ウツボカズラ

 近藤まひるの性格は、快楽主義の塊だった。お金の許す限り好きなものを食べ、気の向くままに化粧をする。そして、自分の性欲が満たされるまで、何度も何度も身体を許した。


「せつか」

 半端な時間のファミレスは、混雑がなくて気が楽だ。私は彼女と向き合って、黙々とペンを動かしていた。

「ねぇ、せつかったら」

 不機嫌そうな顔をして、彼女は私の頬に触れる。そのまますうっと顎をなぞり、首の筋まで這わせてきた。

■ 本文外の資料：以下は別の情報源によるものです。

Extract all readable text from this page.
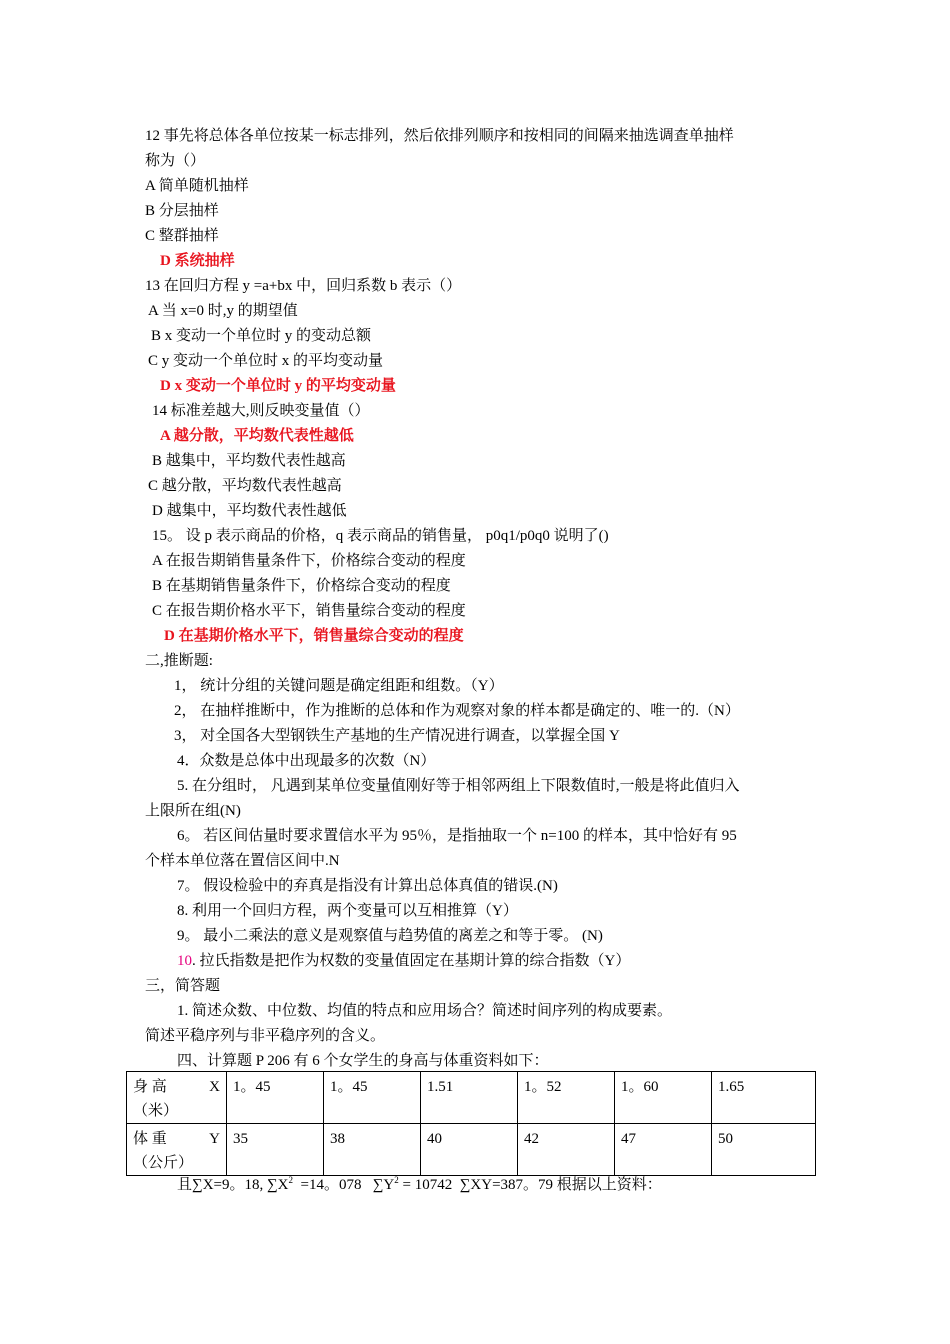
12 事先将总体各单位按某一标志排列，然后依排列顺序和按相同的间隔来抽选调查单抽样
称为（）
A 简单随机抽样
B 分层抽样
C 整群抽样
D 系统抽样
13 在回归方程 y =a+bx 中，回归系数 b 表示（）
A 当 x=0 时,y 的期望值
B x 变动一个单位时 y 的变动总额
C y 变动一个单位时 x 的平均变动量
D x 变动一个单位时 y 的平均变动量
14 标准差越大,则反映变量值（）
A 越分散，平均数代表性越低
B 越集中，平均数代表性越高
C 越分散，平均数代表性越高
D 越集中，平均数代表性越低
15。 设 p 表示商品的价格，q 表示商品的销售量， p0q1/p0q0 说明了()
A 在报告期销售量条件下，价格综合变动的程度
B 在基期销售量条件下，价格综合变动的程度
C 在报告期价格水平下，销售量综合变动的程度
D 在基期价格水平下，销售量综合变动的程度
二,推断题:
1， 统计分组的关键问题是确定组距和组数。（Y）
2， 在抽样推断中，作为推断的总体和作为观察对象的样本都是确定的、唯一的.（N）
3， 对全国各大型钢铁生产基地的生产情况进行调查，以掌握全国 Y
4．众数是总体中出现最多的次数（N）
5. 在分组时， 凡遇到某单位变量值刚好等于相邻两组上下限数值时,一般是将此值归入
上限所在组(N)
6。 若区间估量时要求置信水平为 95％，是指抽取一个 n=100 的样本，其中恰好有 95
个样本单位落在置信区间中.N
7。 假设检验中的弃真是指没有计算出总体真值的错误.(N)
8. 利用一个回归方程，两个变量可以互相推算（Y）
9。 最小二乘法的意义是观察值与趋势值的离差之和等于零。 (N)
10. 拉氏指数是把作为权数的变量值固定在基期计算的综合指数（Y）
三，简答题
1. 简述众数、中位数、均值的特点和应用场合？简述时间序列的构成要素。
简述平稳序列与非平稳序列的含义。
四、计算题 P 206 有 6 个女学生的身高与体重资料如下：
身 高 X
（米）	1。45	1。45	1.51	1。52	1。60	1.65

体 重 Y
（公斤）	35	38	40	42	47	50
且∑X=9。18, $\sum X^2 =14$。078   $\sum Y^2 = 10742$  ∑XY=387。79 根据以上资料：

「せっかく店に来てるのに、作業ばっかりじゃつまんない。あたしのこと、構ってよ」

 パフェの苺を掬い取り、「あーん」と言ってこちらに向ける。私がそれに応じると、嬉しそうに目を細めた。

「可愛いね、せつか。ホントに、可愛い」

「……やめてよ、それ。恥ずかしい」

「何でさ。可愛い子には、『可愛い』って言うの」

 思ったことを、口にする。彼女はある意味、素直だった。

「てかさ。さっきから、何描いてるの?」

「部活の原稿。今週中に、仕上げないと」

 タブレットの真ん中に、黒い線を走らせる。漫画研究部の仲間から、「締め切り厳守!」と言われているのだ。何としても、仕上げなければ。

「へぇー。そりゃあ、大変だねぇ。でもさぁ、わざわざデート中にやるかね?」

 ……そんなこと言ったって、私は何度も断った。彼女が無理やり手を引いて、私のことを連れ回したのだ。

「せつかー、ポテト頼んでいい? あたしと二人で、半分こしよ」

「いいよ、別に。好きにして」

 彼女は「やったー」と言いながら、人懐こい笑みを浮かべている。太陽が輝く時間帯は、彼女は子犬のようだった。